The death toll from the second devastating hurricane in a month rose to 10 with the discovery in a Beaumont, Texas, apartment of five people - a man, a woman and three children - who apparently were killed by carbon monoxide from a generator they were running indoors after Rita knocked out the electricity. In Texas, a couple was confirmed killed by an uprooted tree that fell on their home, and another man was electrocuted as he tried to connect a generator.
Tens of thousands of head of cattle were also feared dead from the Category 3 hurricane, which left a swath of destruction along the Texas-Louisiana border, obliterated many small towns and disrupted domestic oil production for the second time in a month.
Rita brought additional misery to New Orleans when some of the newly patched levees sprang leaks from Rita's force, re-flooding New Orleans' Ninth Ward. Parts of the neighborhood were under 6 feet of water yesterday, said Mitch Frazier of the Army Corps of Engineers, which was hoping to have it pumped dry in about one week.
In other parts of New Orleans and neighboring St. Bernard Parish, some residents were allowed to go home for the first time in nearly a month.
"With Hurricane Rita behind us, the task at hand is to bring New Orleans back," said Mayor C. Ray Nagin, as he reopened the neighborhood of Algiers, which had electricity and running water, to residents. Nagin also invited business owners in the French Quarter, Uptown and the central business district to come back to inspect their buildings and begin cleaning up.
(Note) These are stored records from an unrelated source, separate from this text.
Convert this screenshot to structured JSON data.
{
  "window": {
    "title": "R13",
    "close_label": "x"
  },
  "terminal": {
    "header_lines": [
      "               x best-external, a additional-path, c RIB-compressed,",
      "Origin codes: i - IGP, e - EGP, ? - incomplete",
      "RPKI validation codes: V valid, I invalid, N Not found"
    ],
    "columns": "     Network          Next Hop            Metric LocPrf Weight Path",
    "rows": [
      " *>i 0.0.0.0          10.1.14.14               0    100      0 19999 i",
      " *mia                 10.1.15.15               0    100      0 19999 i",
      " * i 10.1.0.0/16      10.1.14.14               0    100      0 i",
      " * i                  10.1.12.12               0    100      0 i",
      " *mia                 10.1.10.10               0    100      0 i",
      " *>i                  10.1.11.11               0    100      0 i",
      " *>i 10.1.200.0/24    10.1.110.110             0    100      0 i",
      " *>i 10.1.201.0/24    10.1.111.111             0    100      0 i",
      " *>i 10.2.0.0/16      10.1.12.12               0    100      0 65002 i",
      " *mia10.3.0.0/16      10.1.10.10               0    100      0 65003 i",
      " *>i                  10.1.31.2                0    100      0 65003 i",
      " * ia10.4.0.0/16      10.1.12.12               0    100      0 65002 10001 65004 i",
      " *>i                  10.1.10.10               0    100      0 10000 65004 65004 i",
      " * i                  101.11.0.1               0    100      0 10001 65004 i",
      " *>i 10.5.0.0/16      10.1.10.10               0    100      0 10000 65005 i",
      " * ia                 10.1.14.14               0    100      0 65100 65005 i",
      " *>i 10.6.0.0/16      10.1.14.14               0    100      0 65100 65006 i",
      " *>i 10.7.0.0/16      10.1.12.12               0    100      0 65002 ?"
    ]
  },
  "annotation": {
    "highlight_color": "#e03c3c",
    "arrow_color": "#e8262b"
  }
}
Some returns were far from joyous.
Mohammed Mehmood found his Texaco station in Algiers wrecked by looters as well as Katrina. His gas pumps were vandalized, his computers did not work and his ceiling was about to collapse. "I have no money. They broke and stole everything," he said.
As Owen Pascual stood on the front stoop of his wrecked home in St. Bernard Parish, he said, "There's nothing you can save."
In areas hardest-hit by Rita, such as the Texas refinery cities of Beaumont and Port Arthur, and Lake Charles, La., officials blocked highway exits to prevent people from returning too early. They warned that downed power lines and streets covered in fallen trees and wrecked houses made it too dangerous for residents. They were unable to stop those who returned in their own boats, often to scenes of shocking ruin.
An estimated 80 percent of the buildings in Cameron, La., population 1,900, were leveled. Farther inland, half of Creole, population 1,500, was in splinters. "I would use the word destroyed," Army Lt. Gen. Russel Honore said of Cameron and Creole, adding that in Cameron, only the courthouse, built on stilts, remained standing. "Most of the houses and public buildings no longer exist or are even in the same location that they were," Honore said.
"I had a little piece of paradise, and now I guess it's gone," said L.E. Nix, whose home on the edge of a bayou in Louisiana's Calcasieu Parish was swamped.
Throughout the area, ponds glittered with dead fish washed up by the storm surge, and bloated cattle carcasses blocked roads. Remarkably, no deaths had been reported in Louisiana as a result of Rita, something officials attributed to the heeding of evacuation orders by residents fearing a repeat of Katrina. That storm killed at least 1,079 people, most of them in Louisiana.
Texans also evacuated by the millions, and there were fears their mass return home would lead to gas shortages. President George W. Bush said he was willing to tap into the country's strategic oil reserve as he did after Katrina to boost energy supplies, and he urged Americans to conserve gas. He planned to visit the refinery cities of Beaumont and Port Arthur today.
"We can all pitch in by being better conservers of energy," Bush said. "People just need to realize that the storms have caused disruption."
Staff correspondent Martin C. Evans contributed to this story. It also was supplemented with wire reports.